Custodians, site managers, center directors, and superintendents—they all manage individual NPS units or key offices of the NPS. They are responsible for ensuring that park management actions don’t impair cultural or natural resources and employees and visitors are safe. It’s more complicated than that, of course, but whether it’s long-range planning, community relations, hiring or firing employees, developing partnerships, recovering from disasters, or just dealing with the day-to-day bureaucracy, this is where “the buck stops” in any park.
For much of NPS history, women have been excluded from the highest positions in the bureau—regional directors, associate or assistant directors, and directors. Some women, however, have broken through those barriers—let’s hope there are more to come!
Honorary (read “unpaid”) women used their knowledge, skills, and experience to support not just their husbands but also their parks and communities. Some “park wives” started their own careers with the NPS before their marriages and knew what to expect with a life in the Park Service. For many others, the challenges of living in parks while supporting their husbands and raising their families were completely unexpected. Most adapted to the remote duty stations, wildlife, frequent moves, and logistical challenges with humor and grace.

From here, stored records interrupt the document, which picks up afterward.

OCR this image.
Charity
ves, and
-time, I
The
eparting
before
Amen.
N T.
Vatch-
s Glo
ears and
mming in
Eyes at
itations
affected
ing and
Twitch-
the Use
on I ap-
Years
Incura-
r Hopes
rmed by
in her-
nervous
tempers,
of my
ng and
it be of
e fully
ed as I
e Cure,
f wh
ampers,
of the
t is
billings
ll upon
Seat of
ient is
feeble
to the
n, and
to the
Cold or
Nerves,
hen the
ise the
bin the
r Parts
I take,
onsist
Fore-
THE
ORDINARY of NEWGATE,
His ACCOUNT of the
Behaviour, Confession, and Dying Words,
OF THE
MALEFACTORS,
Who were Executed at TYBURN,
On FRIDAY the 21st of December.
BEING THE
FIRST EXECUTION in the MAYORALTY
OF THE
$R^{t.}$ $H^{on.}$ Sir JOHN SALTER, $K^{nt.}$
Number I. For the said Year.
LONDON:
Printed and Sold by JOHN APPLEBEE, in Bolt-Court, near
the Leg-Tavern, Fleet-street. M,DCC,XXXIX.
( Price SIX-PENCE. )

The earliest women to work in many national parks never worked for the NPS. Instead, they owned or worked for the companies that ran park hotels, restaurants, campgrounds, and other visitor facilities. Some women were certified guides and led tours and climbing expeditions. Although these women were not paid by the NPS, they provided important services and were certainly pioneers in their fields, serving as role models for women both within and outside the NPS.